Factors influencing self-rated health in traffic-related mild traumatic brain injury
Sharon Zhang, Linda Carroll, J. David Cassidy, Chris Paniak
Objective: To report self-rated health and factors influencing health after traffic-related mild traumatic brain injury.
Design: Population-based, cross-sectional study of traffic-related mild traumatic brain injury occurring between 1 December 1997 and 31 November 1999 in Saskatchewan, Canada.
Subjects: Subjects were 929 adults making a personal injury claim after a traffic collision. Inclusion criteria were a head blow with certain or possible loss of consciousness or post-traumatic amnesia, or a possible head blow with certain loss of consciousness/post-traumatic amnesia. Excluded were those with loss of consciousness > 30 min and those hospitalized longer than 2 days.
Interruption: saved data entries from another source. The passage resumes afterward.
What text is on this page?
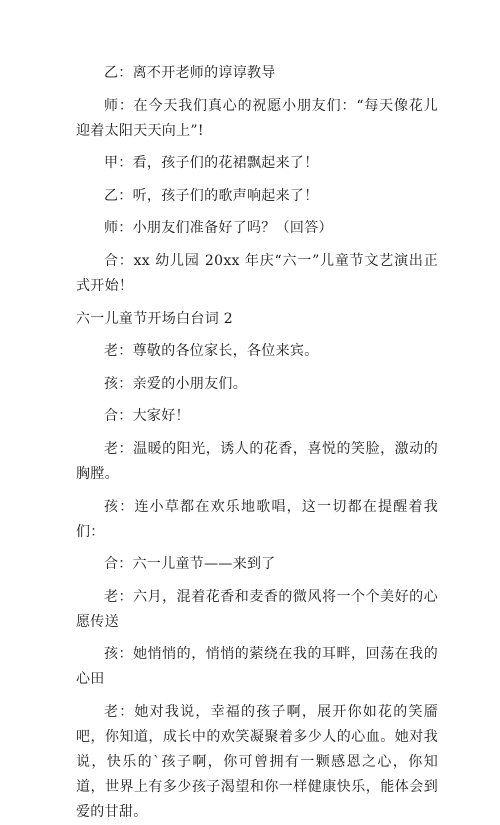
乙：离不开老师的谆谆教导

师：在今天我们真心的祝愿小朋友们：“每天像花儿迎着太阳天天向上”!

甲：看，孩子们的花裙飘起来了！

乙：听，孩子们的歌声响起来了！

师：小朋友们准备好了吗？（回答）

合：xx 幼儿园 20xx 年庆“六一”儿童节文艺演出正式开始！

六一儿童节开场白台词 2

老：尊敬的各位家长，各位来宾。

孩：亲爱的小朋友们。

合：大家好！

老：温暖的阳光，诱人的花香，喜悦的笑脸，激动的胸膛。

孩：连小草都在欢乐地歌唱，这一切都在提醒着我们：

合：六一儿童节——来到了

老：六月，混着花香和麦香的微风将一个个美好的心愿传送

孩：她悄悄的，悄悄的萦绕在我的耳畔，回荡在我的心田

老：她对我说，幸福的孩子啊，展开你如花的笑靥吧，你知道，成长中的欢笑凝聚着多少人的心血。她对我说，快乐的`孩子啊，你可曾拥有一颗感恩之心，你知道，世界上有多少孩子渴望和你一样健康快乐，能体会到爱的甘甜。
Methods: Data were self-reported through insurance application forms completed within 6 weeks of the injury. Multivariable multinomial logistic regression was applied to identify factors associated with self-reported general health.
Results: In contrast to the 74. 5% of subjects reporting excellent or very good health prior to injury, 70. 8% reported having poor/fair health after the injury. Post-crash depressive symptoms, sleep problems, greater neck/low back pain and low expectations for recovery were associated with poorer post-injury health.
Conclusion: Those with traffic-related mild traumatic brain injury reported a decline in self-perceived general health. We identified potentially modifiable factors associated with poor post-injury health and suggested that these factors should be considered during early clinical intervention.